そこに集められたのは、珍しくそろった柱たちだった。
「なんでこんな昼間から呼び出されなきゃなんねぇんだよ」
不機嫌そうに腕を組んだ実弥が言うと、宇髄が実弥の肩を叩きながら笑う。
「まぁまぁ、息抜きも必要ってことだろ。蝶屋敷から“試食会”の招待だとよ。派手にな」
しのぶが静かに微笑む。
「このあいだ、煉獄さんの誕生日に作ったおはぎが好評でして。
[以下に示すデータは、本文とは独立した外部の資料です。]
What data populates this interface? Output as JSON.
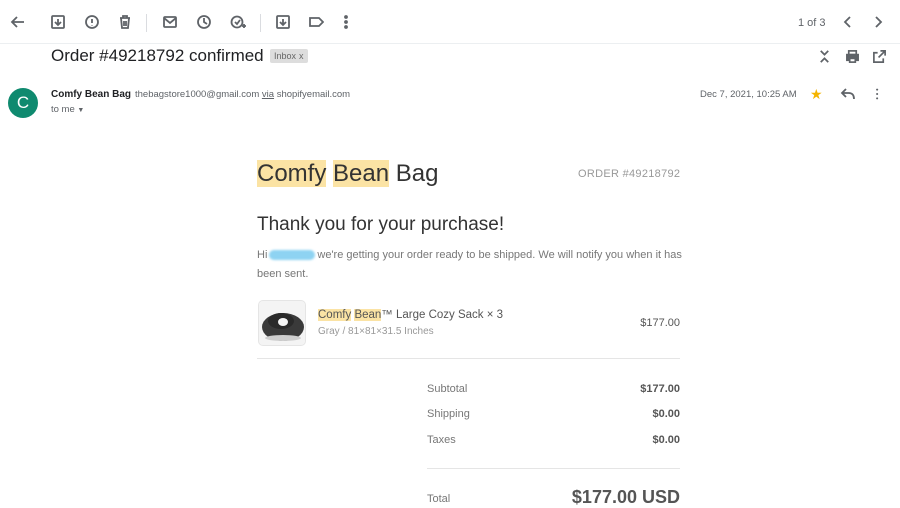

今日は皆さんにも味見していただきたくて」
「……おはぎ……?」
実弥の眉がピクリと動いた。思わず顔が少し和らぐ。
「不死川、甘いもの好きなのか?」
と、実弥の表情を見逃さなかった冨岡が、ぽつりと口にする。
「別に、普通だろ。……おはぎくらい、食ってやるよ…」
恥ずかしそうにそっぽを向く実弥。その背を、派手に叩く宇髄。
「いいねぇ!甘党男子!!」
「うるせぇ!」
笑い声が弾ける中、ふと、おはぎを運んでくるしのぶの姿が見えた。
器用に丸められたおはぎが、ずらりと並ぶ。
「いただきます!」
匂いにつられてきた炭治郎や善逸、伊之助まで飛び込んできて、にぎやかに試食会が始まる。
ひとつ、またひとつと口に運びながら、実弥はふと、小さく笑った。
「……悪くねぇな。こういうのも」
「お前が笑うとこ、初めて見たかもな」
隣に座った冨岡が、思わず呟く。
「はぁ? 俺はいつも笑ってんだよ、見てねぇだけだろ」
「……そうか。なら、今度もっと笑ってるとこ、見てみたい」
冨岡の言葉に、実弥はおはぎをひとくち――そして、視線を逸らす。
「……知らねぇよ、ばーか」
それを聞いた煉獄が豪快に笑い、甘露寺が「わあ~!」と目を輝かせる。
ほんのひととき、戦いも、鬼も、血の気も忘れて、柱たちは甘い時間を過ごした――。